At first, our guys hated it.
But it offers us simplicity, and the contractors several tax advantages.
It works for us.
Here in Sweden we have a service called “hire your employer”. I will search for a text in English and come back.
BTB Management, Sales and Presentation Skills Training Ireland
Great post, makes a lot of sense.
Another favourable factor outside the specific levels of expertise that various independent contractors bring to your business is guarantees in relation to delivery.
If you hire a contractor that doesn’t deliver, you will either not have to pay for their mistakes or indeed at a minimum they can be instructed to go back to the drawing board until they get it right.
You don’t get anywhere near this same level of comfort with an employee who regardless of the level of performance will always have attached initial hiring and salary running costs.
If this employee then also underperformers you can then factor the additional firing costs which can make for a very expensive mistake.
Have you heard about the concept of “renting your own employer”? It acts as a sort of a reverse job recruitment firm. You have projects to do for a client and then you hire your own employer and this company, e.g., Uppdragshuset (“Assignment House” in Swedish) takes care of all the paper work, pays the taxes, etc. They get a cut of your invoice, around 10% for doing this service.
I am open for assignments on a world wide basis!

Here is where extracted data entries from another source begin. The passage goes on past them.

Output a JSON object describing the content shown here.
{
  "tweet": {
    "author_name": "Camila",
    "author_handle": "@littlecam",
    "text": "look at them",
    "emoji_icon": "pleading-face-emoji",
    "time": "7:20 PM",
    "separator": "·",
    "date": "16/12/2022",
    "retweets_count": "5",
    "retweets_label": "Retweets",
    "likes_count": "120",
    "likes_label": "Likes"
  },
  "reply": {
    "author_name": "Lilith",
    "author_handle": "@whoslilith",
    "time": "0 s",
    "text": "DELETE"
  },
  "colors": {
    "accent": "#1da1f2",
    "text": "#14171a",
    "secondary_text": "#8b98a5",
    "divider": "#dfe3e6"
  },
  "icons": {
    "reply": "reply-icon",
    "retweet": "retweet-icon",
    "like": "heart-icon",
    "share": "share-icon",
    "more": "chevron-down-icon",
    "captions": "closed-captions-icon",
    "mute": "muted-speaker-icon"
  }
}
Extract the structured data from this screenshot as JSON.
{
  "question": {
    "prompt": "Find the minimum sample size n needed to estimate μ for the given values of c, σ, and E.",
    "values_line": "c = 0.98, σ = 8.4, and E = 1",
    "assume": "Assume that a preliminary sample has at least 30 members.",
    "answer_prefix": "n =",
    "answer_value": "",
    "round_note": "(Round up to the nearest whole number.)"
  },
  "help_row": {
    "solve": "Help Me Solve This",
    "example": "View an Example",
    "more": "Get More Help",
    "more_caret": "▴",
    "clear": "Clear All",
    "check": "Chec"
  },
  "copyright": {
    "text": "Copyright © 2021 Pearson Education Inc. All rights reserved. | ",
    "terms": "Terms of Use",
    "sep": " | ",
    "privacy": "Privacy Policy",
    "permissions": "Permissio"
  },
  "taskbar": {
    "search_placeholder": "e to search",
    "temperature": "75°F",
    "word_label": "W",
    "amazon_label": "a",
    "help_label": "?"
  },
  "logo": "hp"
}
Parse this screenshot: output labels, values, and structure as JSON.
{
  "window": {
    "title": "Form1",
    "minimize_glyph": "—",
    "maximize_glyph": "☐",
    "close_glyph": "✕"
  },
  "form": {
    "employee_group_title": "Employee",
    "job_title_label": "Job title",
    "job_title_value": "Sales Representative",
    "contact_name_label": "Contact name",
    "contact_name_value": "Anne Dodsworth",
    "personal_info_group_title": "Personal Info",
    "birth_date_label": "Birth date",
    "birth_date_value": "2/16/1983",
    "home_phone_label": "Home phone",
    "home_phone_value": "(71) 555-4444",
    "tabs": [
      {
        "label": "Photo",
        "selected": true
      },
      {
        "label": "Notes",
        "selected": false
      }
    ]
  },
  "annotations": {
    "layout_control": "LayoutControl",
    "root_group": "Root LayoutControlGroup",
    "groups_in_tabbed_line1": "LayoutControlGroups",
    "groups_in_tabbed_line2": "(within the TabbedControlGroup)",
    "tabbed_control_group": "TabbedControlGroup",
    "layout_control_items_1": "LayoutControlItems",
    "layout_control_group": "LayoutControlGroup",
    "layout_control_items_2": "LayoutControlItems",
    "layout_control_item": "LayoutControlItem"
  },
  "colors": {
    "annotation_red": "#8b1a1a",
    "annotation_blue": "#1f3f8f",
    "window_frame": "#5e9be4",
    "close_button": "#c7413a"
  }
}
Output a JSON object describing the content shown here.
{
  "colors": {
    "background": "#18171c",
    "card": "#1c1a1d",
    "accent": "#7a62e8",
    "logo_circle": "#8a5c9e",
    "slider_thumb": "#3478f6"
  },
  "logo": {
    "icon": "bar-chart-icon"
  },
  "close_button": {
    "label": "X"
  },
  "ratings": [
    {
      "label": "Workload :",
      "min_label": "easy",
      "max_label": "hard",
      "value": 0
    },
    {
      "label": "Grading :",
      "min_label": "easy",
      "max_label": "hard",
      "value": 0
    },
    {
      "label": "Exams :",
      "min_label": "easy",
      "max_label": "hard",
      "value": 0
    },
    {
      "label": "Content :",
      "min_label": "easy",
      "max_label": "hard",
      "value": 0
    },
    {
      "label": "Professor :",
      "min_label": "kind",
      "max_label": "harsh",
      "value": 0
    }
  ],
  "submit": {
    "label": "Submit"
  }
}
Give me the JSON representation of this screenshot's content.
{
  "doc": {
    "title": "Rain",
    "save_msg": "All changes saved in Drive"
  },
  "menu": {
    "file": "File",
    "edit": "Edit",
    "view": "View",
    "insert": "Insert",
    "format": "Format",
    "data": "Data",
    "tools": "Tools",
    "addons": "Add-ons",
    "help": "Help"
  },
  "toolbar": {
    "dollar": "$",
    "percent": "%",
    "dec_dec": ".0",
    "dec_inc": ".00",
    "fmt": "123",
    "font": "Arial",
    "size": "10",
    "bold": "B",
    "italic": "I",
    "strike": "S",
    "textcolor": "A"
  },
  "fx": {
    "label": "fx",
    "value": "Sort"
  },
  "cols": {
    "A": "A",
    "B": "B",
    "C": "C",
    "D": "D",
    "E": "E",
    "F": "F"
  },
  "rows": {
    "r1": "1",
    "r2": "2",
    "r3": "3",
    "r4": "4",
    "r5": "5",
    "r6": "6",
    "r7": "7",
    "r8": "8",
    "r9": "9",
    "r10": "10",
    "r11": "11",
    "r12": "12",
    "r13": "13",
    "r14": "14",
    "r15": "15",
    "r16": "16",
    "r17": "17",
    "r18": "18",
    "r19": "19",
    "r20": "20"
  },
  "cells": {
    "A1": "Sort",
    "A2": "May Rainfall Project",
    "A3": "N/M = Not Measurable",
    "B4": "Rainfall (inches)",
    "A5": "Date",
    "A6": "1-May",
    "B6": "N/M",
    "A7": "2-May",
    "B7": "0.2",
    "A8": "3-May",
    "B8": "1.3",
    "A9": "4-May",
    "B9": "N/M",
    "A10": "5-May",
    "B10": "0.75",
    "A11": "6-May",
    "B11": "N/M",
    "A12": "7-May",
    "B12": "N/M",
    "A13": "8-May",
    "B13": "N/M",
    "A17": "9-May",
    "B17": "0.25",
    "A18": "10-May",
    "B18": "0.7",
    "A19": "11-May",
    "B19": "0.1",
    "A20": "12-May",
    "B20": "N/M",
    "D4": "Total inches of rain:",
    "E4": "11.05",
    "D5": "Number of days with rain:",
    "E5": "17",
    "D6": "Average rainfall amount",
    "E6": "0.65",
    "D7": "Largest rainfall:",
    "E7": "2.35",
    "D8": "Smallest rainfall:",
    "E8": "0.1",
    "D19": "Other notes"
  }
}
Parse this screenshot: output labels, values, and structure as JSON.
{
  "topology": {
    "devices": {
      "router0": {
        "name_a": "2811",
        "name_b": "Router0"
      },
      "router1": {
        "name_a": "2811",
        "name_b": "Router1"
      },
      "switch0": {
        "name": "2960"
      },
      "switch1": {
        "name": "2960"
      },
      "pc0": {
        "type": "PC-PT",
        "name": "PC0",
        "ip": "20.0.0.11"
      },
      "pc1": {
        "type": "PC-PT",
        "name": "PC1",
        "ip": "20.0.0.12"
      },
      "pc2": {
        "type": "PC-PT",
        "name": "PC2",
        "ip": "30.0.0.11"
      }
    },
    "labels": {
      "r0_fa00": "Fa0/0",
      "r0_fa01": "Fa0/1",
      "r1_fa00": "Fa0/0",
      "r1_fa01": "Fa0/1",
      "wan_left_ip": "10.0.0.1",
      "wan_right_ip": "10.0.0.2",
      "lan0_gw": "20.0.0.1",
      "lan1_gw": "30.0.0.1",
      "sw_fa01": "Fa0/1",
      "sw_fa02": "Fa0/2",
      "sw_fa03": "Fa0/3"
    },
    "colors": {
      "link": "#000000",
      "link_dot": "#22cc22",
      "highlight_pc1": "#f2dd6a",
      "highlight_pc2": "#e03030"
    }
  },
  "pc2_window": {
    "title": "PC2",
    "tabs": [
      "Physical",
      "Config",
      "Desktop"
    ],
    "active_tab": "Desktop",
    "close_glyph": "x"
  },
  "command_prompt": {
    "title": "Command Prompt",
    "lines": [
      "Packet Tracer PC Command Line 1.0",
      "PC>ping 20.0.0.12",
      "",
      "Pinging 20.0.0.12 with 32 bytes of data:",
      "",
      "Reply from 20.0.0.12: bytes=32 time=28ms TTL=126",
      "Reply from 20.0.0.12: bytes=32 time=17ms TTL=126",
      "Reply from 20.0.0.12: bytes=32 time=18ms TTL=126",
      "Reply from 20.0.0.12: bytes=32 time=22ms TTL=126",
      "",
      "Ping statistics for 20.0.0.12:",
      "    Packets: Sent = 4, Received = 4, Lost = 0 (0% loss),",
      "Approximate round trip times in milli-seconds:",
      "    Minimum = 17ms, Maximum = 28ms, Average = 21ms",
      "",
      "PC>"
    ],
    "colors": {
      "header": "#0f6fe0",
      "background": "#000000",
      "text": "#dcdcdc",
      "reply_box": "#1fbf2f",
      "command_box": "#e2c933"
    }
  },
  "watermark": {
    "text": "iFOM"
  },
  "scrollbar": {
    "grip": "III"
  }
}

For more information: http://www.uppdragshuset.nu/eng/eng.htm
I found your collarations very interesting. I am actually conducting a research for my master’s regarding the differences in performance between staff and independent contractors. I am an IC myself on the medical field and I have noticed a much higher level of expertise on my IC colleagues compared to the hired hospital staff. I guess part of it is due to the fact that you are more likely to suffer from the mistakes you make than your staff colleagues. Although I have also noticed a big difference in the way managers treat us. The expectations are always so I that they seem to assume we can do more, faster, ALLWAYS; forgetting that we also need guidance so we do not create problems when working in a solution!